Other Connecticut insurance companies like ConnectiCare and Oxford Health are also adding plans that aim to cut into utilization, Gutcheon said.
Insurers, for example, are adding new high deductible plans with coinsurance that are not health reimbursement account eligible, Gutcheon said.
“That means they don’t want employers sharing part of the deductible cost,” said Gutcheon. “If the employer shares the deducible cost, there will be more utilization and, if there is more utilization, costs will go up.”
Margi Jakubowski, the employee benefits manager at Robert Hensley & Associates in Avon, is seeing a similar trend. She said the most popular high deductible plan without coinsurance used to start at $1,500. But now such plans typically start at a minimum $2,500 deductible.
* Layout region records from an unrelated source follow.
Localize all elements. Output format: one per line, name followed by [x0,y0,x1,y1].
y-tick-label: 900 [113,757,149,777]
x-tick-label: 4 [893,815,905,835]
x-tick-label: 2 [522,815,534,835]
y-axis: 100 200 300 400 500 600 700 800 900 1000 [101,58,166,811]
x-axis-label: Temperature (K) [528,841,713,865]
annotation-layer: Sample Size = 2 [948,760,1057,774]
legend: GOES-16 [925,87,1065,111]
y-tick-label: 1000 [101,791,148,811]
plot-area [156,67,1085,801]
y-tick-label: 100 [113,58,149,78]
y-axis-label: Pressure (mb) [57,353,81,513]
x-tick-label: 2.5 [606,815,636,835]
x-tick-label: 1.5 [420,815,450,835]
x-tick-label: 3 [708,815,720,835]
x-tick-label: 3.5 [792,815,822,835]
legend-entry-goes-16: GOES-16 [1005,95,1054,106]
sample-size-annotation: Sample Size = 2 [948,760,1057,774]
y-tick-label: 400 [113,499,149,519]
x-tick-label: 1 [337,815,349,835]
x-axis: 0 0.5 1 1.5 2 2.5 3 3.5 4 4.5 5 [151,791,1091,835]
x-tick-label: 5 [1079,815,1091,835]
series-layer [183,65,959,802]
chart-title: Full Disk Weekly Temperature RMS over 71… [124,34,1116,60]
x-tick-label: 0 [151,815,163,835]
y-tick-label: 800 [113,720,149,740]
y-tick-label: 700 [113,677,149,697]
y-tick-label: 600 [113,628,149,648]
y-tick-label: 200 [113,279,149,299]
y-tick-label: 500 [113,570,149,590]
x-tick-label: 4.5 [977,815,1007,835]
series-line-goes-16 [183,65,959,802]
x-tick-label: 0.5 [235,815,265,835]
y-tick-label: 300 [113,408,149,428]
Another trend impacting small business rates, Jakubowski said, is healthcare reform.
Many small employers in Connecticut are being moved into healthcare reform compliant plans, rather than gaining “grandfathered” status, which would allow them to maintain their current benefit packages. As a result, companies are being forced to offer plans with new, more expensive coverage mandates.
That is increasing rates further.
“Small employers have less ability to choose,” Jakubowski said.